Improving our ability to study the “embedded brain” is a challenging but important task. Social learning principles used in many therapeutic programs of DBDs emphasize the ways in which adult behavior can have an impact on the child outcome. However, children also play a key role in shaping the responses of adults around them, often evoking particularly negative or conflictual reactions. Furthermore, caregivers may share some of the vulnerabilities of their child, augmenting the challenge of delivering a systemic intervention. Helping caregivers and teachers understand the child’s cognitive and affective biases may help them reframe the child’s behavior and change how they consequently experience and respond to that behavior.

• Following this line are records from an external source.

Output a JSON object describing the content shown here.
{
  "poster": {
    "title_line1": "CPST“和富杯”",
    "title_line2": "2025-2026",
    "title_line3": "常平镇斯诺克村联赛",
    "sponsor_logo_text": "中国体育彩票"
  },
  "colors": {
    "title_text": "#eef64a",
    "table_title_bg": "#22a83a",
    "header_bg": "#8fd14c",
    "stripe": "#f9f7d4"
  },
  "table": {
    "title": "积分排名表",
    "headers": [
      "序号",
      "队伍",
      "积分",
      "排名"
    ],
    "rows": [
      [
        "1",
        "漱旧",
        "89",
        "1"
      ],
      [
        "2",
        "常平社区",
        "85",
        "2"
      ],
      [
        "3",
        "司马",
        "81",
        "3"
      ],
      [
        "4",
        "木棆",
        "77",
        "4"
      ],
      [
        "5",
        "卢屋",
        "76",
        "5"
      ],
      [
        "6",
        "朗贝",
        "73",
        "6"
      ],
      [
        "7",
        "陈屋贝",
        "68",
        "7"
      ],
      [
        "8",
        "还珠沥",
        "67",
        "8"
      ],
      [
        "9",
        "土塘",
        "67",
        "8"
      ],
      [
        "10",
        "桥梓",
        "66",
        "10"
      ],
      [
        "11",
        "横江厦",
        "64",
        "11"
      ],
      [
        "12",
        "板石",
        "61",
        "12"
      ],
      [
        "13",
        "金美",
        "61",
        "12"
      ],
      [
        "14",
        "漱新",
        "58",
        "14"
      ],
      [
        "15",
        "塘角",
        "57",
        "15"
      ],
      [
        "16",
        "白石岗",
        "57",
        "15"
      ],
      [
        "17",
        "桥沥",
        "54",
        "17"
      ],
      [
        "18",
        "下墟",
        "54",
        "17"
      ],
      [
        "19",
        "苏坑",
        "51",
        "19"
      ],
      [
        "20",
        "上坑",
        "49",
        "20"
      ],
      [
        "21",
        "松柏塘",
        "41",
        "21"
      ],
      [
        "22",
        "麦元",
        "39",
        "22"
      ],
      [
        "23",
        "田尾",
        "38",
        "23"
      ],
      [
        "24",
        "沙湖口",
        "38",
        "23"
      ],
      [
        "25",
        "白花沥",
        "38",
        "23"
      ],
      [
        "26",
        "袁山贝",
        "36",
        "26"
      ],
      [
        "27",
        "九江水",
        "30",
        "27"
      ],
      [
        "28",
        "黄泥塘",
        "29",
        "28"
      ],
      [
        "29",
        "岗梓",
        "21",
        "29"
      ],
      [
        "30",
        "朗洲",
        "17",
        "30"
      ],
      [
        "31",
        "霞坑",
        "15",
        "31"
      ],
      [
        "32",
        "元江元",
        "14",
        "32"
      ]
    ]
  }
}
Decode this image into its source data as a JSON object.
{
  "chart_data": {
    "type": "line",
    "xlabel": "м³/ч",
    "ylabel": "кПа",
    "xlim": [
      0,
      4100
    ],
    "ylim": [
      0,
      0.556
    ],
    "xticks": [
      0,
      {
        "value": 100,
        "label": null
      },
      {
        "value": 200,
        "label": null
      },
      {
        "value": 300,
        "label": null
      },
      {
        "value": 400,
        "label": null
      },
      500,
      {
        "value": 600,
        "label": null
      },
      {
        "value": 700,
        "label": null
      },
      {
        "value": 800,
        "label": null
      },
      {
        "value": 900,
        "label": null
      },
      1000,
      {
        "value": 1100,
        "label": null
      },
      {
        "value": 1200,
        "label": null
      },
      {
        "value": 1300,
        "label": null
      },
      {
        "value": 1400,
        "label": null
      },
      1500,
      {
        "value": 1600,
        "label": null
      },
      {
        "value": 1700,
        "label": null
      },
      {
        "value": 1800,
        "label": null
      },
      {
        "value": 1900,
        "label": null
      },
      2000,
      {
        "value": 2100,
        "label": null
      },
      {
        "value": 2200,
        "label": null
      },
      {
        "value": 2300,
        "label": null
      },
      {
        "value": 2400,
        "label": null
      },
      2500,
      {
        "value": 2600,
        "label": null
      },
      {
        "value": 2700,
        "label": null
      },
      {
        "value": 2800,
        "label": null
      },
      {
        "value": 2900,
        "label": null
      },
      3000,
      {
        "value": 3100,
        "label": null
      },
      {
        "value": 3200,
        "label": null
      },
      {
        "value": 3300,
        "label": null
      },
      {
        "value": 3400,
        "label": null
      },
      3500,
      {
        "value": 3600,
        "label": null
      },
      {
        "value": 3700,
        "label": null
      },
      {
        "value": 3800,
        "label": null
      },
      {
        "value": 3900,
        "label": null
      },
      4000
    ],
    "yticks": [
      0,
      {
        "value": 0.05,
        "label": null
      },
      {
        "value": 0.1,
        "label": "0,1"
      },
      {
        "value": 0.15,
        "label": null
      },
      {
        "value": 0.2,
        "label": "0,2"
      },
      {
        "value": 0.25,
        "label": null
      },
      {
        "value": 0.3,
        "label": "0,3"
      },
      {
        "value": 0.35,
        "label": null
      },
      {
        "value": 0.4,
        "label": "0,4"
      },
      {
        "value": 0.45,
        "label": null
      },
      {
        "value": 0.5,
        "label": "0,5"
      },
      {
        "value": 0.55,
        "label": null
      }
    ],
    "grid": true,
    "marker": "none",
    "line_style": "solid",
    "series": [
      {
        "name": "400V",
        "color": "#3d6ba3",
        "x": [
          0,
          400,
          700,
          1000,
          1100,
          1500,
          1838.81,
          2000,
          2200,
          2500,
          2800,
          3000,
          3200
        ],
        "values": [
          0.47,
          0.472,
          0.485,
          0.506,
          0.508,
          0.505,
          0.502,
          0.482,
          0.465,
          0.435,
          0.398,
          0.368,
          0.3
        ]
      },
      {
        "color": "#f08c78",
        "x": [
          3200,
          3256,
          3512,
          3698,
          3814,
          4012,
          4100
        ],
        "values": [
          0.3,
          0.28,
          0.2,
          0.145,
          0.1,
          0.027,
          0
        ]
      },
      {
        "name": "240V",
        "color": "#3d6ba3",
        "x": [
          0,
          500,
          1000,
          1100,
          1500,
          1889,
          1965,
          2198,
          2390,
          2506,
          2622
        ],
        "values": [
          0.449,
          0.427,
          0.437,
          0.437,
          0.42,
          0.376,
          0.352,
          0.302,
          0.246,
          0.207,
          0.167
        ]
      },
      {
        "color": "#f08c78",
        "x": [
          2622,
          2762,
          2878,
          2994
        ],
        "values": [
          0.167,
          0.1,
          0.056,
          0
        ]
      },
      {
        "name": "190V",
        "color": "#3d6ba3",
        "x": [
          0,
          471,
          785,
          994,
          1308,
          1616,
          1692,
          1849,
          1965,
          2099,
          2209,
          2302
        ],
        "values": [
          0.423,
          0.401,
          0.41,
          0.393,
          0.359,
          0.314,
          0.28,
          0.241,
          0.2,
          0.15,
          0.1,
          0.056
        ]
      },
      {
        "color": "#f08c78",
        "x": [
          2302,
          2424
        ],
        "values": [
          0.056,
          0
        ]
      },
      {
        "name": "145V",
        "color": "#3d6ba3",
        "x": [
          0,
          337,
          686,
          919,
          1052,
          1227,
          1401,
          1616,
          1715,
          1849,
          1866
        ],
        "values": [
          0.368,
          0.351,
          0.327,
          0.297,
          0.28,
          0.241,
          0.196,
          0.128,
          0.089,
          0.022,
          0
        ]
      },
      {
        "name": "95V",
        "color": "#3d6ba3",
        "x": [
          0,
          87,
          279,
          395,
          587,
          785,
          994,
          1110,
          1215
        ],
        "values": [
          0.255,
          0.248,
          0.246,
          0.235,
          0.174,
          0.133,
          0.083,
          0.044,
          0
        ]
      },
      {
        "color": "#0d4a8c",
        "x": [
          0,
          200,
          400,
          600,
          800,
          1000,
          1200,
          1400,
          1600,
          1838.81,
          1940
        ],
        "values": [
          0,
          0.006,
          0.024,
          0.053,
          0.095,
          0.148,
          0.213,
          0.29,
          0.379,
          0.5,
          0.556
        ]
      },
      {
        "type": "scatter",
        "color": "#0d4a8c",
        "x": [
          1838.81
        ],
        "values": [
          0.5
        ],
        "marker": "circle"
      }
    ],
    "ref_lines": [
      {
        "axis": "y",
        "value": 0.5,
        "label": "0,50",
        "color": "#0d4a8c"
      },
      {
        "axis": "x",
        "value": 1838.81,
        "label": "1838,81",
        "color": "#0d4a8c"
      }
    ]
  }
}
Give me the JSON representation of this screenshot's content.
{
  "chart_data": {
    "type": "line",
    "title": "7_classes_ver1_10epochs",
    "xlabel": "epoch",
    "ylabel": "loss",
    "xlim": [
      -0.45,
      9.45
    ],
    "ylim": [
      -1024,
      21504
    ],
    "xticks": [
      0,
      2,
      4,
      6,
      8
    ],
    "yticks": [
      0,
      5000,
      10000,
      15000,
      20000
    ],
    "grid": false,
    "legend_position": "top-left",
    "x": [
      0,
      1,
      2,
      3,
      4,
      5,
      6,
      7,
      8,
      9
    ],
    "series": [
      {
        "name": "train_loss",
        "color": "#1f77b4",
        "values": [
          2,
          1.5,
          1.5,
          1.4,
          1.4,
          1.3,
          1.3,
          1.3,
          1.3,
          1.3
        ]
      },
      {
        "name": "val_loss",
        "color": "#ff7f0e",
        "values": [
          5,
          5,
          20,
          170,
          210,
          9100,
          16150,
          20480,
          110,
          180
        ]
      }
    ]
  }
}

Therapeutic programs also target child cognitions, aiming to shift the way in which a child with DBD processes information (e.g., emotion regulation or empathy training). A more precise understanding of the neurocognitive processes that contribute to a particular child’s disruptive behavior could help clinical formulation. If the child displays aggressive responses in the face of perceived threat, then shifting how affective cues are perceived (
52) or emotion regulation training (
53) may be appropriate and feed into reduction of aggression and subsequent improvement in social functioning. If the child displays diminished responses to other people’s positive affect (
45), it may be possible to pair positive affect stimuli with something that the child finds rewarding. This could, over time, make the child more receptive to adult positive affect and feedback and improve the quality of social interactions. In both cases, the breakdown in social relationships or the outcome after intervention may be very similar, but the reasons for the breakdown or who benefits from which approach is not.